Now, 20 or so years later, I have a 13-year-old stepdaughter. Sarah was abandoned by her own mother when she was 5, so as far as we're both concerned, I'm it -- the buyer of bras, interpreter of male behavior (including that of her increasingly bewildered father), provider of appropriate CDs, books and glitter nail polish.

Unlike every other woman I know, I was perfectly happy to turn into my mother. I thought I could easily be cool mom for the '90s. For one thing, I had a head start; my mom was not cool in what I thought of then as real life: She was a housewife. As far as I could tell, her day revolved around going to the A&P, dusting the Danish modern and waiting for me to come home from school so she could grill me about my day. I'd become a writer. I got to travel to cool places -- Hawaii, the South Seas, Paris, Chile -- and interview cool people -- Winona Ryder, Picabo Street, Gus Van Sant. I imagined -- wrongly -- that this fact alone was good for a high rating on the cool mom-o-meter.

When Sarah turned 13, I threw a birthday slumber party. I bought her disposable cameras for party favors and pounds of peanut M&Ms. I bought her a Ouija board and a computer game especially for pre-teen girls called Let's Talk About ME.

She had six girls from her seventh-grade class over. I should have been concerned when they arrived and didn't bother to say hello; Eddie Haskell was forever making a fuss over Mrs. Cleaver when he made an entrance. The girls immediately holed up in Sarah's bedroom, where they yammered hysterically for several hours. The arrival of a pair of olive and cheese pizzas flushed them out. Before I could even get the cardboard lid open, several of the girls tore at the corners like hyenas stumbling unexpectedly upon a fresh zebra carcass. This should have been an intimation of things to come, but I thought they were merely demonstrating their high spirits, even though I knew Eddie Haskell would never, never have torn open a pizza box in front of Mrs. Cleaver.

When it was time to bring out the birthday cake, I expected that some natural sense of occasion, and the approach of something large and chocolate, would bring them around. After Sarah blew out the candles, I began to have the impression that I, along with the double-chocolate truffle cake with 14 hot pink candles (one to grow on), was imposing on these girls. I began to feel like kitchen help, or the exterminator come to rid the house of carpenter ants, or the furnace guy. I was invisible.

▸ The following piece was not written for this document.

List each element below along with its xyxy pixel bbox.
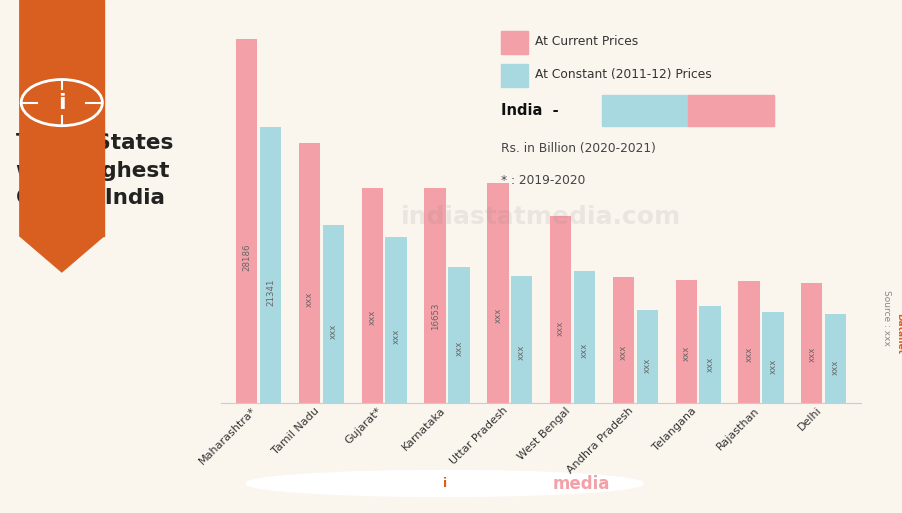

I passed out the plates, and just as I was about to set a piece of cake on the plate of a particularly lively girl named Amber, she said, loudly, looking past me to the other girls, "You know Amy and Josh? They're already 15 and I know they're fucking." She illustrated this announcement with the universal, index finger poking into the OK-sign gesture.

To Amber's credit, she did glance up at me like a dog who's about to get smacked with a newspaper for chewing up a shoe.

I did nothing, said nothing, just continued serving as if nothing had happened.